Spin-offs, mergers and the US energy boom changed the face of corporate America last year, according to Fortune magazine's latest poll of top companies.

Walmart reclaimed the top spot in 2012's Fortune 500, which ranks businesses by revenue. The retail group pushed the oil company Exxon Mobil back into second position after a 5.9% rise in sales, to $443.9bn (£285bn).

Facebook made the Fortune 500 for the first time, in at 482, after going public less than a year ago. The social network site beat a record set by Google for the speed with which it joined the elite list.

Apple was the highest ranked technology company, rising from 17th to sixth position, in the process cracking the top 10 for the first time.

Hewlett Packard dropped from 10 to 15 after writing off $16bn on botched acquisitions in 2012.

But energy dominated the top of the poll, with Chevron in the third slot and the refiner Phillips 66 fourth. Phillips 66, once part of ConocoPhillips, was one of three new companies to enter the 500 after a corporate spin-off (when a company splits off a section of itself, declaring that part a separate business).

Kraft Foods, the US grocery business of the Kraft empire, was spun off last October and took the 151st slot in this year's poll. Its former parent, Mondelez International, kept international brands such as Cadbury and Oreo, and took the 88th slot.

The third spin-off to join the 500 was Huntington Ingalls Industries (ranked 380), one of America's largest military ship builders. Its parent company, Northrop Grumman, (ranked 120), shed Huntington to focus on its core aerospace franchise.

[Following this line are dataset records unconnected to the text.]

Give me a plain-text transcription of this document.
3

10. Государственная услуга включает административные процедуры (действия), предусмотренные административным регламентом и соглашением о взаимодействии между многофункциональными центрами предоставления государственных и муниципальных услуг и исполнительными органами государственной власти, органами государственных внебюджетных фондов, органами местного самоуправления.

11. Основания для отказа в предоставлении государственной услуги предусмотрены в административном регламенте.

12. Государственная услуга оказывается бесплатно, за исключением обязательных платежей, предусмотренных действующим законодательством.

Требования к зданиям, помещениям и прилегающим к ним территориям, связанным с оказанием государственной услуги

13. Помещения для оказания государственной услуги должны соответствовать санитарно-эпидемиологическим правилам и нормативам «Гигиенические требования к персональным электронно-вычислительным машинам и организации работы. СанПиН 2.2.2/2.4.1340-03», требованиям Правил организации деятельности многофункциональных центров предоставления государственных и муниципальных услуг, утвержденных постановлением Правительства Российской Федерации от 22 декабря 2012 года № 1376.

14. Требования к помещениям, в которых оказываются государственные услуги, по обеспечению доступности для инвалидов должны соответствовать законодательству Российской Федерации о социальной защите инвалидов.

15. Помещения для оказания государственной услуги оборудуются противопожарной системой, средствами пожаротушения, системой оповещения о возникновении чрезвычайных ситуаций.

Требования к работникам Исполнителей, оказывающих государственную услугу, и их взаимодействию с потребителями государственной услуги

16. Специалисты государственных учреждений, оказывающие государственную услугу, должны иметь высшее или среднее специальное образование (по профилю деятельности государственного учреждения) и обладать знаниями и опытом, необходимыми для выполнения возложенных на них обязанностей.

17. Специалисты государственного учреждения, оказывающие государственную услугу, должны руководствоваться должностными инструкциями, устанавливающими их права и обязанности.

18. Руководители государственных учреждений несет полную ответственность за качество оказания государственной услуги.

Mergers and acquisitions knocked 13 companies, with combined sales of $201bn, out of the latest poll. Ten of those deals involved another player in the ranking, with energy firms proving the most acquisitive sector.

Berkshire Hathaway rose from seventh spot to fifth, despite CEO Warren Buffett's assertion that 2012 was a "subpar year". General Motors went the other way, slipping from fifth to seventh.

The financial services sector was last year's biggest winner. It made a total of $200bn in revenues in 2012, $53bn more than technology, which came in second.